Tais expressões também não se ajustam ao conceito de regionalismo, pois não se está trocando uma palavra por outra, como “arretado” ao invés de bom ou legal, como “aluado” ao invés de abobado ou desajuizado. Ou ainda “mangar” ao invés de zombar.
Verdade que muitos autores as colocam como regionalismos. Entretanto, considerando que regionalismo é tido como criação linguística ou falar próprio de determinada região, não se ajusta a tal conceito apenas um arranjo de palavras, como acontece, por exemplo, em “vixe”.
O termo vixe, como substituto de virgem, soa como corruptela fonética ou variação popular. Expressa também espanto, surpresa. É geralmente utilizado quando alguém quer dizer “Virgem Maria” após uma frase que expresse um sobressalto: “Ainda nessa idade e já fazendo isso, vixe Maria!”.
Quem é nordestino ou sertanejo também está acostumado a ouvir um “eita. Tal interjeição logo indica admiração, espanto ou satisfação, perante um acontecimento. “Eita, e agora?”. “Convidou meio mundo de gente pra festa de aniversário e não matou sequer uma galinha. Eita!”.
Daí que o vixe, o eita, o oxente, o vôte e oxe, são de uso tanto correntes como corretos perante populações inteiras. As pessoas estão tão acostumadas com os seus usos que compreendem perfeitamente cada expressão e também os assimilam no falar cotidiano.
Trata-se, apenas de ajustamentos ou arranjos da língua a situações peculiares. Ajustamentos por que o “vôte” surgiu como arranjo ou assimilação de “vou te dizer”. Ao invés de falar “Vou te dizer que está errado”, apenas diz “Vôte, tá errado!”.
O mesmo ocorre com o “oxente”, originário que é de “oi gente”, “ei gente”, “aí gente”. Assim, ao invés de dizer “E aí gente, não tá vendo isso não?”, simplesmente diz: “Oxente, não tá vendo isso não?”.

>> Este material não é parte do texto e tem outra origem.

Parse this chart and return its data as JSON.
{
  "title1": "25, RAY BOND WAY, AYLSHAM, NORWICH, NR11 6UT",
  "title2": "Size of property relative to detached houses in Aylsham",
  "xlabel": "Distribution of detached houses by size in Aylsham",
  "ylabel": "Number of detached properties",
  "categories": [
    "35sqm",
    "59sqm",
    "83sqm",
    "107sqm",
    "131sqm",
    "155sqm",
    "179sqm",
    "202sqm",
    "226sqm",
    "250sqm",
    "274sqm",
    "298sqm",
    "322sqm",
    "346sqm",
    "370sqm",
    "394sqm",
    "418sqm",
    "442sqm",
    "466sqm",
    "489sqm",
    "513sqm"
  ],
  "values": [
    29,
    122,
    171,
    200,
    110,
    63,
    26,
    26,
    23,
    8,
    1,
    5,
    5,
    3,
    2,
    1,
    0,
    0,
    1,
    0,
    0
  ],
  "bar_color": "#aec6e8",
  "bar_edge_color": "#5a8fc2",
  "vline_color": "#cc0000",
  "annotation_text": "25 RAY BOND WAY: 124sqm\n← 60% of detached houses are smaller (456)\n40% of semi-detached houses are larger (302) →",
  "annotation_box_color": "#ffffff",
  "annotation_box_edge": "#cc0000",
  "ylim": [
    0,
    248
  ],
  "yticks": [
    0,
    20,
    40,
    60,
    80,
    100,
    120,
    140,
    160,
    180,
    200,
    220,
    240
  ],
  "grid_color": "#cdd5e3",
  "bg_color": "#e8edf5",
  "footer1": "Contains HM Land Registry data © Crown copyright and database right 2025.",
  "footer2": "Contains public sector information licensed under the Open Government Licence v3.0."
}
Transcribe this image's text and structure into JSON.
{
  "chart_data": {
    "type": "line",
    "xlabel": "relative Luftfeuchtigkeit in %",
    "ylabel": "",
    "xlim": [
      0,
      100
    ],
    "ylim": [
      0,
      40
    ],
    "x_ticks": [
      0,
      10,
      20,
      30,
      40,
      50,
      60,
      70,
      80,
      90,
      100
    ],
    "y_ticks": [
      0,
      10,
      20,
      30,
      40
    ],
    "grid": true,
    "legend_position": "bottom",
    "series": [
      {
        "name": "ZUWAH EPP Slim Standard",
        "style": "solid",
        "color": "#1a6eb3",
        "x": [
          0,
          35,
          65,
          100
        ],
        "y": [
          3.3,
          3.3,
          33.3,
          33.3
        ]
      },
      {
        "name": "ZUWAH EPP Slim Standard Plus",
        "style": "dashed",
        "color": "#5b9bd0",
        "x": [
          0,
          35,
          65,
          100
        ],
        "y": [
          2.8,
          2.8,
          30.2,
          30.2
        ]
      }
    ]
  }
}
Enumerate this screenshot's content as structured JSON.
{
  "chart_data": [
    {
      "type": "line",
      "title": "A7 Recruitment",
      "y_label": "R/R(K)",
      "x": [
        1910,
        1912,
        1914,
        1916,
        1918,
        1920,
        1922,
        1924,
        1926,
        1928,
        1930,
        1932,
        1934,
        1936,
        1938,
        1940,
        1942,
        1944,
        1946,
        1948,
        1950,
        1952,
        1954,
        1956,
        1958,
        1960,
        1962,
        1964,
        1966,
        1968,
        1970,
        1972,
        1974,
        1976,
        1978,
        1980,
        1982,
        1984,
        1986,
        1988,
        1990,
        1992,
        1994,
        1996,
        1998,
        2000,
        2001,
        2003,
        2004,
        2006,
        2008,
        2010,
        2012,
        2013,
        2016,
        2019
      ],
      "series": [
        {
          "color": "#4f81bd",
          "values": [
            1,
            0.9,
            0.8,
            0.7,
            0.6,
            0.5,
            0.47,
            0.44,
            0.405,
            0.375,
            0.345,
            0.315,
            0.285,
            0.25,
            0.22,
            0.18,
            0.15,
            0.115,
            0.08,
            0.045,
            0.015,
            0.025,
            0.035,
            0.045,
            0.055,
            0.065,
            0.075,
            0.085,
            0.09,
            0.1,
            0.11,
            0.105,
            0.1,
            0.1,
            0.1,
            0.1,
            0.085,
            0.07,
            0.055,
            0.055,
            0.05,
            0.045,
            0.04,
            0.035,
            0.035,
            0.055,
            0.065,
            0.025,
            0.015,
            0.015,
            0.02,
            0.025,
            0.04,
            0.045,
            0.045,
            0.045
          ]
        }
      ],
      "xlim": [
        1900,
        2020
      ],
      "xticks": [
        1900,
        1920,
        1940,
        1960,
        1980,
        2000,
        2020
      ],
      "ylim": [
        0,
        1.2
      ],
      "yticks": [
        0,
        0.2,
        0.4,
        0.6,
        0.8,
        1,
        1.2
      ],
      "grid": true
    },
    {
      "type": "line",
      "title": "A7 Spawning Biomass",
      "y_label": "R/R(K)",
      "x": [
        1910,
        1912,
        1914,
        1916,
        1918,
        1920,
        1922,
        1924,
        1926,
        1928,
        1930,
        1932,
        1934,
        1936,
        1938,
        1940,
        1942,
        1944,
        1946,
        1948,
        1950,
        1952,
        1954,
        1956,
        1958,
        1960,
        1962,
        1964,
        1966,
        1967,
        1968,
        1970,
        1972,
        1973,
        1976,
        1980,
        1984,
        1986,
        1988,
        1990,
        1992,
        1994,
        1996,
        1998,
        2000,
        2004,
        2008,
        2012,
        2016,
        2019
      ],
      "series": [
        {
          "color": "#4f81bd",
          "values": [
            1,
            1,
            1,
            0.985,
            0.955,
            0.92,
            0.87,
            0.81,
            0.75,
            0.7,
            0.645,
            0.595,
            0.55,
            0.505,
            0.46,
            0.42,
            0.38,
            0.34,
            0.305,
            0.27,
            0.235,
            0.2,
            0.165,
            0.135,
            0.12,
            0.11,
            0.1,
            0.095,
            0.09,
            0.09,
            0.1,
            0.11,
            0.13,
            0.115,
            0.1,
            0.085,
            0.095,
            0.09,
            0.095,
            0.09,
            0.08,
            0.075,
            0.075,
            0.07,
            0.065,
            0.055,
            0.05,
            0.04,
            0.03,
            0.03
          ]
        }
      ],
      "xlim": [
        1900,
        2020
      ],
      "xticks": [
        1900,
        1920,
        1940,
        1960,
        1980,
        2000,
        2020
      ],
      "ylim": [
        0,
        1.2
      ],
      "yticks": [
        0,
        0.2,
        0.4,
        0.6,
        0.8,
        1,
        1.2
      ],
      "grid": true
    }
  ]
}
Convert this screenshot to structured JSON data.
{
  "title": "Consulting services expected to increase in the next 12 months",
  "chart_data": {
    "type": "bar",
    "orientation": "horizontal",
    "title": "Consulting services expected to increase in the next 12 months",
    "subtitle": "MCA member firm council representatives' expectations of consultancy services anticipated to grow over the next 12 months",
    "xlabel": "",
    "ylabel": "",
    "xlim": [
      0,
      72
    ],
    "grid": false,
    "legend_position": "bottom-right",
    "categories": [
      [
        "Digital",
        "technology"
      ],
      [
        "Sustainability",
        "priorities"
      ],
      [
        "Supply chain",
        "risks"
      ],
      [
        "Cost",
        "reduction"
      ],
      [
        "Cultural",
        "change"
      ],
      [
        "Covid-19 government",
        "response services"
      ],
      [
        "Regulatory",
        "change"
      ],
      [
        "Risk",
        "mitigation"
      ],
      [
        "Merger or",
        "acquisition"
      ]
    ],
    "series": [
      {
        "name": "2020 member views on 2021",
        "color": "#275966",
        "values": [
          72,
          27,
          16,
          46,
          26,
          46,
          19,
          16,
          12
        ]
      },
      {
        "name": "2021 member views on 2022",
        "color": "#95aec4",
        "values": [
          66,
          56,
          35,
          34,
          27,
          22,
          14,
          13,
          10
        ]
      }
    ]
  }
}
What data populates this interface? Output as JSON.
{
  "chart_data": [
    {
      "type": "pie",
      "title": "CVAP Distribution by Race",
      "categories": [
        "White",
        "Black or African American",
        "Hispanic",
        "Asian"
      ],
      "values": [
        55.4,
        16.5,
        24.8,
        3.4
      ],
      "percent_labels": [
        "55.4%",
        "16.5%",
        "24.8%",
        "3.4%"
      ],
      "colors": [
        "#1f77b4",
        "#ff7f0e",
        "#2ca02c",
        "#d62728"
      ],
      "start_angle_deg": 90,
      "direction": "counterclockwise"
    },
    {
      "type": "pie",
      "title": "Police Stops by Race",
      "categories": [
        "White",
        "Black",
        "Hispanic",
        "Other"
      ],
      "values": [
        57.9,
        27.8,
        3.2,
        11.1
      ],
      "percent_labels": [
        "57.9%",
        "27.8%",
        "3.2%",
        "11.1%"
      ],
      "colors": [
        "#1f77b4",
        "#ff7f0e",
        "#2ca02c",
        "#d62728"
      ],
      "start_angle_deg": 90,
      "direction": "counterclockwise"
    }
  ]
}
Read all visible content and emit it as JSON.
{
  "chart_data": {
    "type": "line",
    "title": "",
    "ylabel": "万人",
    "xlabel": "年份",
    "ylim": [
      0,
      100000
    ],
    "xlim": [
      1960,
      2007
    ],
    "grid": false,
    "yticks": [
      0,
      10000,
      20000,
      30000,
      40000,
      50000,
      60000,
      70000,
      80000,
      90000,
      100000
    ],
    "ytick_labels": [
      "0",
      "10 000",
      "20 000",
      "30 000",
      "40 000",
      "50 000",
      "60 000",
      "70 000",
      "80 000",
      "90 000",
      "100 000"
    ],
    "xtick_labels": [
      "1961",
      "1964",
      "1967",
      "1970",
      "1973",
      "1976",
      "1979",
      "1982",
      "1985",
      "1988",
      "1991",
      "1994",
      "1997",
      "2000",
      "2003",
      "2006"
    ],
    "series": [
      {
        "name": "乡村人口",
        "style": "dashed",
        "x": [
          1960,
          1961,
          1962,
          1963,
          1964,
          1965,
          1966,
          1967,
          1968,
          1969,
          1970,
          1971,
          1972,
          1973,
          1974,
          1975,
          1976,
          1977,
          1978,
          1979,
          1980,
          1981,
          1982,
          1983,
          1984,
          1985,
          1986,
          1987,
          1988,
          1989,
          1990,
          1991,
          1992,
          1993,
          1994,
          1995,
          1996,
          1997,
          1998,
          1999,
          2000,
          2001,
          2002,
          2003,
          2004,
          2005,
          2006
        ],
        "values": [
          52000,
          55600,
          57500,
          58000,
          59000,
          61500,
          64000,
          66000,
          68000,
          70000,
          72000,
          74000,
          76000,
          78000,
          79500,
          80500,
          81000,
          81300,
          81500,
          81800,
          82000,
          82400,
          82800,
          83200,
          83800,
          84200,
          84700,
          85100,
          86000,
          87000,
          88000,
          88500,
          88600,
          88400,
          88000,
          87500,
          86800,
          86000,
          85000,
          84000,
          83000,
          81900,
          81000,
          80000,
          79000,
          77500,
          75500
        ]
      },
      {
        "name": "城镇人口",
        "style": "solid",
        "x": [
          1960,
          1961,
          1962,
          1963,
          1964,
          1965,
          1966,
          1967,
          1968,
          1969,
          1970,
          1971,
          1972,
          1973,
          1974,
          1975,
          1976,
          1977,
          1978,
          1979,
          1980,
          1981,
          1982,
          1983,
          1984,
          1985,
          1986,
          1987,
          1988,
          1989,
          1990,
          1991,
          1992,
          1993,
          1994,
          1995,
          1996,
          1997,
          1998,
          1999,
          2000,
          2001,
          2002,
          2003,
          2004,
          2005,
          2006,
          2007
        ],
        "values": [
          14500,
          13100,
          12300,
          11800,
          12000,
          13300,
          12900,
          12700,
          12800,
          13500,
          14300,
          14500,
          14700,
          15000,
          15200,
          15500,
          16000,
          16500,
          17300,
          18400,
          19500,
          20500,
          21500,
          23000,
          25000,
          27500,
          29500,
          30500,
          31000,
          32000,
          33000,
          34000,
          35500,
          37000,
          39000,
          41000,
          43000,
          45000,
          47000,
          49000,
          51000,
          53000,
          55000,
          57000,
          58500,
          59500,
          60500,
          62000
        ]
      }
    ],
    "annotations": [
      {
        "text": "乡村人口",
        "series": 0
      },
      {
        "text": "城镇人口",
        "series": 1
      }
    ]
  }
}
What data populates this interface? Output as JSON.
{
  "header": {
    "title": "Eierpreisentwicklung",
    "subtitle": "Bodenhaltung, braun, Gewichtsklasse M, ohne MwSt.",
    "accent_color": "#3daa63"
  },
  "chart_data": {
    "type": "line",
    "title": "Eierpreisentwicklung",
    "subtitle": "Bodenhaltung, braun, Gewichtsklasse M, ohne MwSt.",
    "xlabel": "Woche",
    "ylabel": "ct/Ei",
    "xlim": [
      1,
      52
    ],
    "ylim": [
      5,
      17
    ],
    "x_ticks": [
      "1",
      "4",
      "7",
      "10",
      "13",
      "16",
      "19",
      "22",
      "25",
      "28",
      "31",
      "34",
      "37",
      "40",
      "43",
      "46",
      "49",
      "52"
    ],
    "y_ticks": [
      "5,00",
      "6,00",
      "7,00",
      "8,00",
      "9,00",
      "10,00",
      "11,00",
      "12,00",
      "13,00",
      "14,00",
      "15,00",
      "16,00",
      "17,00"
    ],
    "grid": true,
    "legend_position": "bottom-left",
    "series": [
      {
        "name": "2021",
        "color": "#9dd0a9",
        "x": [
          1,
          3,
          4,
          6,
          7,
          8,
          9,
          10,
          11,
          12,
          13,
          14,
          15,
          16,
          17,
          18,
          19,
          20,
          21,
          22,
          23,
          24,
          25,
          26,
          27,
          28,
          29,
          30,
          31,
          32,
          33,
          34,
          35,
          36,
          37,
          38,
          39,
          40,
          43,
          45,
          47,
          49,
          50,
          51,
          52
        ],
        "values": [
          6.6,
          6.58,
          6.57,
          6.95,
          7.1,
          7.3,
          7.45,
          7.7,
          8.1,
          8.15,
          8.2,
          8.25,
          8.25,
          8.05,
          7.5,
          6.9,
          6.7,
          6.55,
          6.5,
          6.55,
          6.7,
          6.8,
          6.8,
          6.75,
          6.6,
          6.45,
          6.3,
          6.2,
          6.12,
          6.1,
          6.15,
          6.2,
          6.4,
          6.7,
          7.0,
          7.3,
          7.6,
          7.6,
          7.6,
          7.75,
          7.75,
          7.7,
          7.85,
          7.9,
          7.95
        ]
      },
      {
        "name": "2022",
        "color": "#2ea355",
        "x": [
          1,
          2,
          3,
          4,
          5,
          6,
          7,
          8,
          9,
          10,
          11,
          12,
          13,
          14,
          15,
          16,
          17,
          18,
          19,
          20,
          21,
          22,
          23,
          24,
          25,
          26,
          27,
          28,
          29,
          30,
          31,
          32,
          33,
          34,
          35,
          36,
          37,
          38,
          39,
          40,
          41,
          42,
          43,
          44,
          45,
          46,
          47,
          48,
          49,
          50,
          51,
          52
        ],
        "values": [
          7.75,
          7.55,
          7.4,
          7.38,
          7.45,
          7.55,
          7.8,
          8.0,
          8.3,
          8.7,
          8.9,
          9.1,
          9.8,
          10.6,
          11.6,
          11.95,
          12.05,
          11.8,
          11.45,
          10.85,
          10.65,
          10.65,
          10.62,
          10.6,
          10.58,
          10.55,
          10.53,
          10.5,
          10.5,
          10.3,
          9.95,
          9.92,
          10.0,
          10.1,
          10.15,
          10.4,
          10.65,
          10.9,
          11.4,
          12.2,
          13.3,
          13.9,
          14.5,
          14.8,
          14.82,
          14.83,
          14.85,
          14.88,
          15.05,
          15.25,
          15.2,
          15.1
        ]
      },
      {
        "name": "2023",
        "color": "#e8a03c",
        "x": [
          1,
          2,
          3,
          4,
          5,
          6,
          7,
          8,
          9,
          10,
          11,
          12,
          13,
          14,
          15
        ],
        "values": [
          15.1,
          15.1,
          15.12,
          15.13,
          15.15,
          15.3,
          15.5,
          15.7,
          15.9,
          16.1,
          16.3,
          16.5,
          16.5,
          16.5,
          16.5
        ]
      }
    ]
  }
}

Há situações em que tais expressões são ainda modificadas, afeiçoando-se ao um rearranjo no arranjado. Muitas pessoas vão além do “vixe” para o “viuje”. Então dizem: “Mesmo sendo casada se mete a namoradeira, viuje!”.
Mas assim o falar de um povo, na sua língua que é tão inteligível como sua palavra e na liberdade com que lhe é permitido falar. E não há que estranhar nada. Estranhar por quê? Oxente!